Vor dem Theater hatten sich schon ein paar Leute versammelt, die auf Einlass warteten und auch drinnen waren alle Darsteller bereits da und die meisten schon in ihren Umkleideräumen. Als ich an der Umkleide von Christa vorbeilief, bekam ich gerade noch ein paar Satzfetzen mit, sie unterhielt sich gerade mit Oliver.
„Hast du Uwes Neue schon gesehen?“ Fragte sie ihn.
Oliver schüttelte nur den Kopf, ihm schien das Thema unangenehm zu sein.
„Ich kann ihn in der Hinsicht nicht verstehen, dass er es ihr auch noch dauernd unter die Nase reiben muss, arme Pia,“ meinte Oliver nur.
Ich fragte mich, über was sie gerade geredet hatten, aber im Prinzip konnte es mir egal sein.

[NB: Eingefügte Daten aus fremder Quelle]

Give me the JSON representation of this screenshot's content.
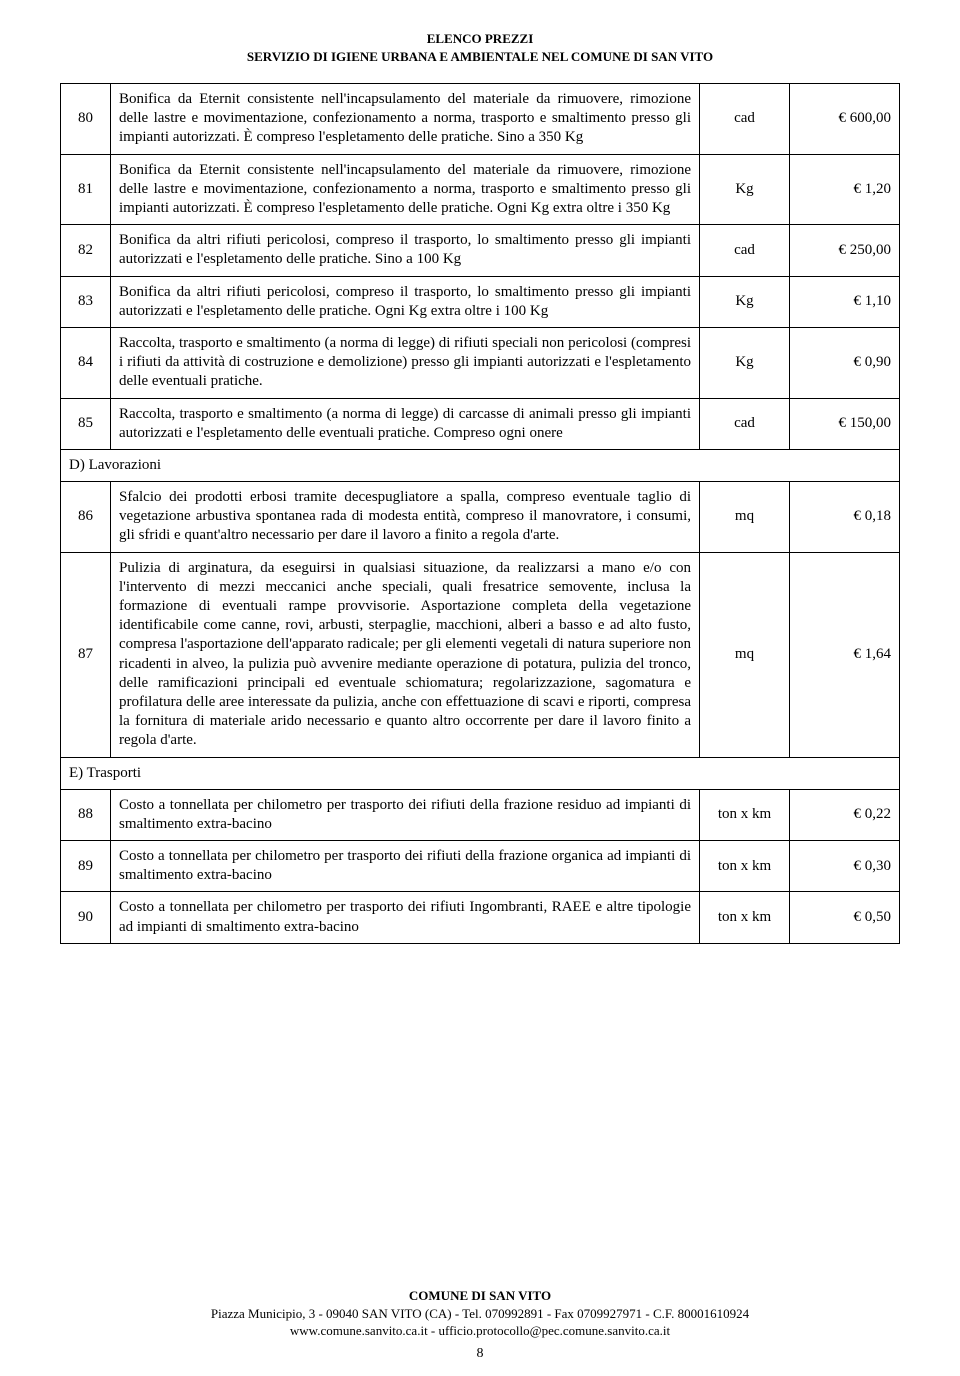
{
  "header": {
    "line1": "ELENCO PREZZI",
    "line2": "SERVIZIO DI IGIENE URBANA E AMBIENTALE NEL COMUNE DI SAN VITO"
  },
  "rows": [
    {
      "num": "80",
      "desc": "Bonifica da Eternit consistente nell'incapsulamento del materiale da rimuovere, rimozione delle lastre e movimentazione, confezionamento a norma, trasporto e smaltimento presso gli impianti autorizzati. È compreso l'espletamento delle pratiche. Sino a 350 Kg",
      "unit": "cad",
      "price": "€ 600,00"
    },
    {
      "num": "81",
      "desc": "Bonifica da Eternit consistente nell'incapsulamento del materiale da rimuovere, rimozione delle lastre e movimentazione, confezionamento a norma, trasporto e smaltimento presso gli impianti autorizzati. È compreso l'espletamento delle pratiche. Ogni Kg extra oltre i 350 Kg",
      "unit": "Kg",
      "price": "€ 1,20"
    },
    {
      "num": "82",
      "desc": "Bonifica da altri rifiuti pericolosi, compreso il trasporto, lo smaltimento presso gli impianti autorizzati e l'espletamento delle pratiche. Sino a 100 Kg",
      "unit": "cad",
      "price": "€ 250,00"
    },
    {
      "num": "83",
      "desc": "Bonifica da altri rifiuti pericolosi, compreso il trasporto, lo smaltimento presso gli impianti autorizzati e l'espletamento delle pratiche. Ogni Kg extra oltre i 100 Kg",
      "unit": "Kg",
      "price": "€ 1,10"
    },
    {
      "num": "84",
      "desc": "Raccolta, trasporto e smaltimento (a norma di legge) di rifiuti speciali non pericolosi (compresi i rifiuti da attività di costruzione e demolizione) presso gli impianti autorizzati e l'espletamento delle eventuali pratiche.",
      "unit": "Kg",
      "price": "€ 0,90"
    },
    {
      "num": "85",
      "desc": "Raccolta, trasporto e smaltimento (a norma di legge) di carcasse di animali presso gli impianti autorizzati e l'espletamento delle eventuali pratiche. Compreso ogni onere",
      "unit": "cad",
      "price": "€ 150,00"
    },
    {
      "section": "D) Lavorazioni"
    },
    {
      "num": "86",
      "desc": "Sfalcio dei prodotti erbosi tramite decespugliatore a spalla, compreso eventuale taglio di vegetazione arbustiva spontanea rada di modesta entità, compreso il manovratore, i consumi, gli sfridi e quant'altro necessario per dare il lavoro a finito a regola d'arte.",
      "unit": "mq",
      "price": "€ 0,18"
    },
    {
      "num": "87",
      "desc": "Pulizia di arginatura, da eseguirsi in qualsiasi situazione, da realizzarsi a mano e/o con l'intervento di mezzi meccanici anche speciali, quali fresatrice semovente, inclusa la formazione di eventuali rampe provvisorie. Asportazione completa della vegetazione identificabile come canne, rovi, arbusti, sterpaglie, macchioni, alberi a basso e ad alto fusto, compresa l'asportazione dell'apparato radicale; per gli elementi vegetali di natura superiore non ricadenti in alveo, la pulizia può avvenire mediante operazione di potatura, pulizia del tronco, delle ramificazioni principali ed eventuale schiomatura; regolarizzazione, sagomatura e profilatura delle aree interessate da pulizia, anche con effettuazione di scavi e riporti, compresa la fornitura di materiale arido necessario e quanto altro occorrente per dare il lavoro finito a regola d'arte.",
      "unit": "mq",
      "price": "€ 1,64"
    },
    {
      "section": "E) Trasporti"
    },
    {
      "num": "88",
      "desc": "Costo a tonnellata per chilometro per trasporto dei rifiuti della frazione residuo ad impianti di smaltimento extra-bacino",
      "unit": "ton x km",
      "price": "€ 0,22"
    },
    {
      "num": "89",
      "desc": "Costo a tonnellata per chilometro per trasporto dei rifiuti della frazione organica ad impianti di smaltimento extra-bacino",
      "unit": "ton x km",
      "price": "€ 0,30"
    },
    {
      "num": "90",
      "desc": "Costo a tonnellata per chilometro per trasporto dei rifiuti Ingombranti, RAEE e altre tipologie ad impianti di smaltimento extra-bacino",
      "unit": "ton x km",
      "price": "€ 0,50"
    }
  ],
  "footer": {
    "org": "COMUNE DI SAN VITO",
    "addr": "Piazza Municipio, 3 - 09040 SAN VITO (CA) - Tel. 070992891 - Fax 0709927971 - C.F. 80001610924",
    "web": "www.comune.sanvito.ca.it - ufficio.protocollo@pec.comune.sanvito.ca.it",
    "page": "8"
  }
}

Ich schlich mich zu meiner Umkleide und machte mich fertig für die Show und das erste mal seit langem hatte ich wieder richtig starkes Lampenfieber und nicht, wegen der Show, sondern weil mir der Gedanke, wieder zusammen mit Kevin zu spielen, Unbehagen bescherte.
Eine viertel Stunde vor Showbeginn kam auf einmal der Regisseur aufgeregt auf mich zu:
„Pia, weißt du wo Kevin steckt?“
Ich schüttelte den Kopf.
„Meine Güte, dieser Kerl treibt mich noch zum Wahnsinn,“ schimpfte der Regisseur.
„In knapp einer viertel Stunde beginnt die Show und er hat sich noch nicht blicken lassen. Pia, tu mir bitte den Gefallen und suche ihn.“ Mit diesen Worten drehte er sich um und lief hektisch weiter.
Ich wollte noch widersprechen, aber er war schon weg, also machte ich mich missmutig auf die Suche nach ihm.
Bei seiner Garderobe angekommen klopfte ich kurz an, bekam aber keine Antwort, er schien nicht da zu sein. Ich dachte, dass ich in seiner Garderobe vielleicht einen Hinweis finden würde, wo er war und öffnete schwungvoll die Türe und trat ein, im nächsten Moment stand ich wie versteinert da.
Geschockt beobachtete ich die eindeutige Szene, die sich gerade vor mir abspielte.
Katharina war gerade wieder dabei sich anzuziehen, während Kevin von hinten ihre Hüften umklammerte und versuchte, sie zurück auf die Couch zu ziehen.
Ich wollte wegrennen, doch meine Beine gehorchten mir nicht, ich fühlte mich nicht in der Lage, mich auch nur einen Schritt zu bewegen, geschweige denn etwas zu sagen.
Schließlich bemerkte mich Katharina mit einem erschrockenen Schrei und zog sich schnell wieder komplett an, Kevin zog auch schnell die Decke, die bisher am Rand der Couch ruhte, über seinen nackten Körper.
„Spinnen Sie, machen Sie, dass sie hier raus kommen, aber schnell,“ schrie mich Katharina histerisch an.
Ich begann zu zittern, meine Fingernägel drückten sich in meine Handballen, am liebsten wäre ich auf sie zugestürmt, hätte ihr eine Ohrfeige verpasst, sie verkratzt oder irgend etwas, aber ich versuchte mich zu beherrschen, so langsam fand ich meine Stimme wieder.
„Deine Show beginnt in genau fünf Minuten,“ sagte ich in Kevins Richtung und drehte mich um.
„Was fällt dieser Frau ein?“ hörte ich Katharina noch fragen, kurz bevor ich die Türe zu Kevins Garderobe wieder schloss.
Ich lief ein paar Schritte weiter, lehnte mich dann aber gegen die Wand und versuchte, meinen Atmen wieder unter Kontrolle zu bekommen, ich hatte das Gefühl gleich zu ersticken.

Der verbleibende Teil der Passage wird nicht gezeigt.